SolarWinds Is Weighing Potential Sale – Report

IT infrastructure management software firm is understood to be in talks with financial advisers.

(Bloomberg) -- SolarWinds Corporation, a publicly traded software company controlled by Silver Lake Management and Thoma Bravo, is exploring options including a potential sale, according to people familiar with the matter.

The Austin-based company is working with financial advisers to prepare a sale process that is expected to kick off early next year, said the people, who asked to not be identified because the details aren’t public. No final decision has been made and SolarWinds could opt to remain independent, the people said. 

SolarWinds fell 0.5% to close at $8.89 in New York trading Thursday, giving the company a market value of about $1.5 billion.
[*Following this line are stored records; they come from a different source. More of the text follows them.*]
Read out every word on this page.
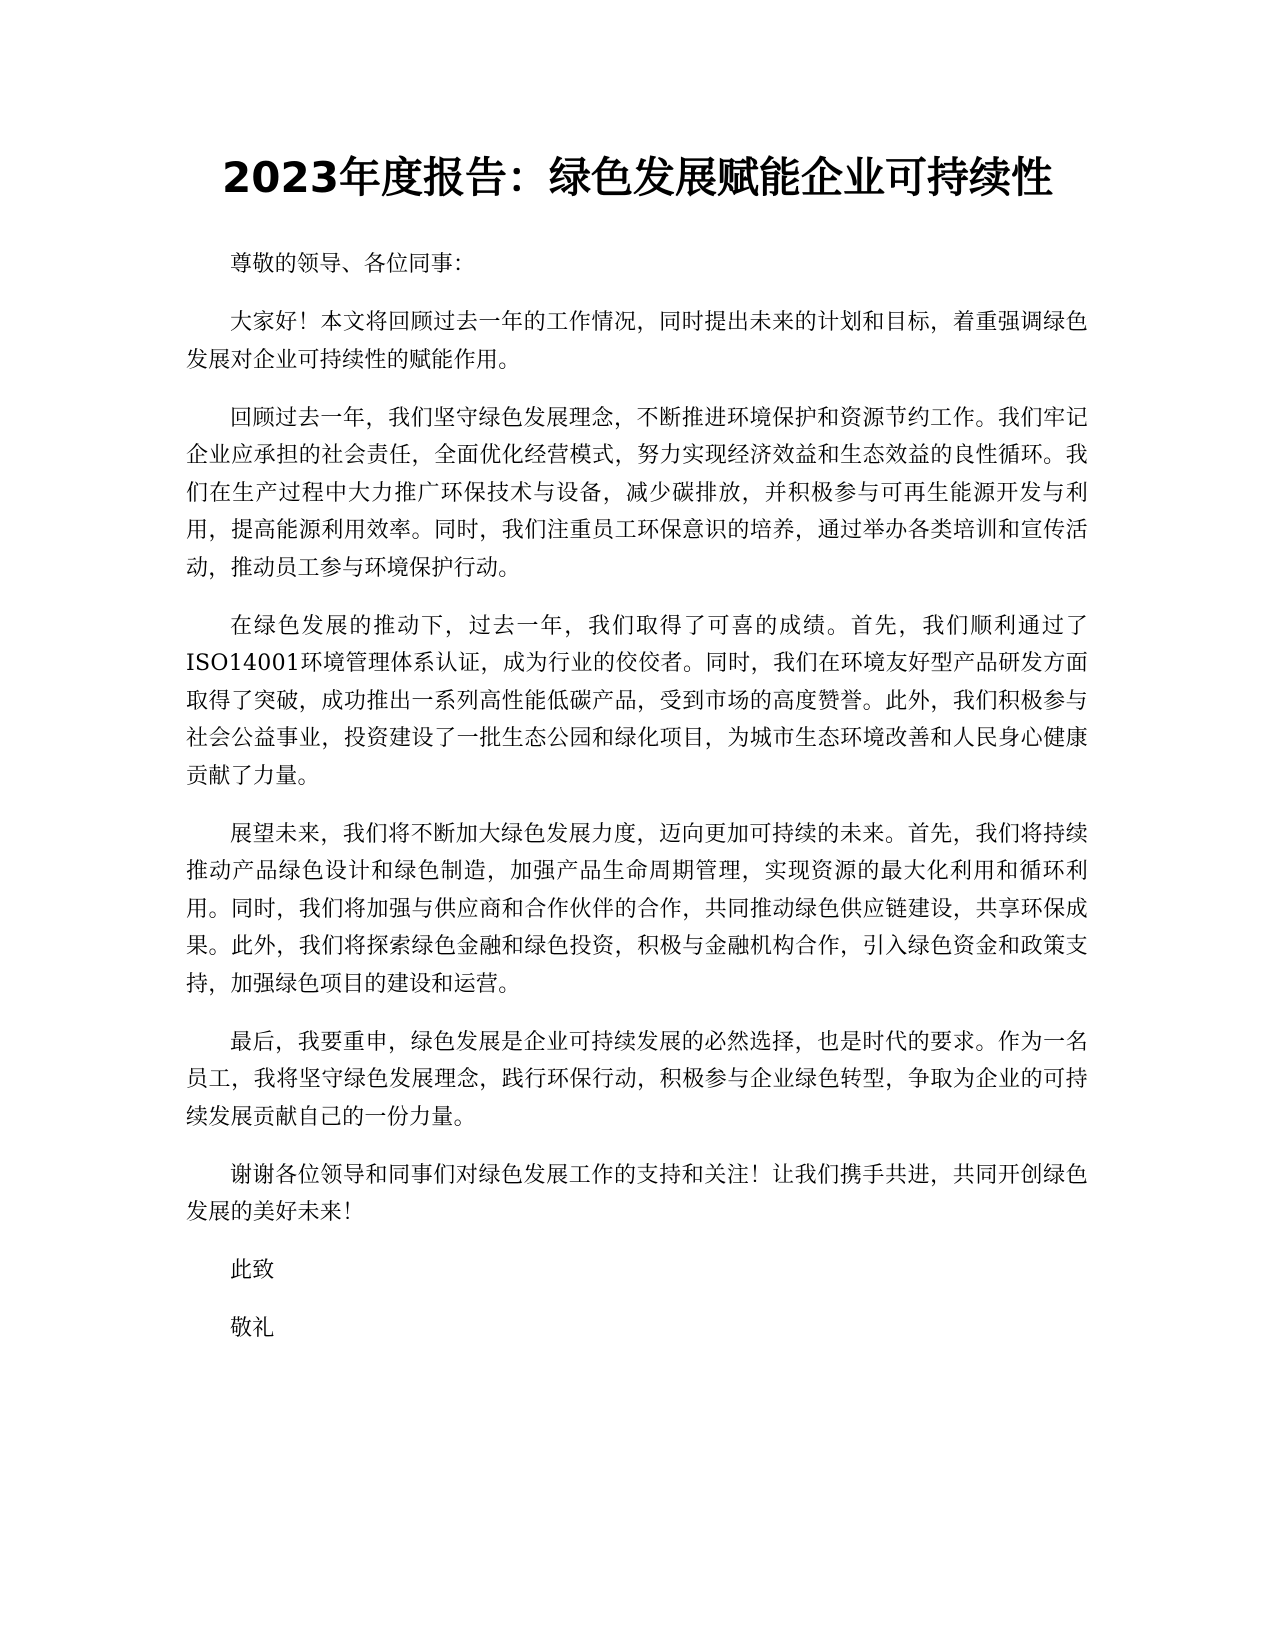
2023年度报告：绿色发展赋能企业可持续性

尊敬的领导、各位同事：

大家好！本文将回顾过去一年的工作情况，同时提出未来的计划和目标，着重强调绿色发展对企业可持续性的赋能作用。

回顾过去一年，我们坚守绿色发展理念，不断推进环境保护和资源节约工作。我们牢记企业应承担的社会责任，全面优化经营模式，努力实现经济效益和生态效益的良性循环。我们在生产过程中大力推广环保技术与设备，减少碳排放，并积极参与可再生能源开发与利用，提高能源利用效率。同时，我们注重员工环保意识的培养，通过举办各类培训和宣传活动，推动员工参与环境保护行动。

在绿色发展的推动下，过去一年，我们取得了可喜的成绩。首先，我们顺利通过了ISO14001环境管理体系认证，成为行业的佼佼者。同时，我们在环境友好型产品研发方面取得了突破，成功推出一系列高性能低碳产品，受到市场的高度赞誉。此外，我们积极参与社会公益事业，投资建设了一批生态公园和绿化项目，为城市生态环境改善和人民身心健康贡献了力量。

展望未来，我们将不断加大绿色发展力度，迈向更加可持续的未来。首先，我们将持续推动产品绿色设计和绿色制造，加强产品生命周期管理，实现资源的最大化利用和循环利用。同时，我们将加强与供应商和合作伙伴的合作，共同推动绿色供应链建设，共享环保成果。此外，我们将探索绿色金融和绿色投资，积极与金融机构合作，引入绿色资金和政策支持，加强绿色项目的建设和运营。

最后，我要重申，绿色发展是企业可持续发展的必然选择，也是时代的要求。作为一名员工，我将坚守绿色发展理念，践行环保行动，积极参与企业绿色转型，争取为企业的可持续发展贡献自己的一份力量。

谢谢各位领导和同事们对绿色发展工作的支持和关注！让我们携手共进，共同开创绿色发展的美好未来！

此致

敬礼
The stock has fallen about 44% since going public in October 2018, according to data compiled by Bloomberg. 

Representatives for SolarWinds, Thoma Bravo, and Silver Lake declined to comment. 

With more than 300,000 customers, SolarWinds provides software to information technology workers to help manage corporate infrastructure functions, according to its website. It comes to market as private equity funds prowl for software-oriented businesses, which are appealing take-private candidates because of their steady cashflow and consolidation prospects. 

Vista Equity Partners agreed this week to buy business-to-business software company EngageSmart Inc. for about $4 billion. 

Silver Lake and Thoma Bravo, two of the most active technology investors in private equity, took SolarWinds private in 2016 and brought it back to the public markets again almost three years later. Together the firms control about 68% of its common stock, according to data compiled by Bloomberg.

In late 2020, SolarWinds was at the center of major cyber-attack by hackers tied to the Russian government, which inserted a vulnerability into updates from one of its products. SolarWinds said at the time that as many as 18,000 customers may have been exposed.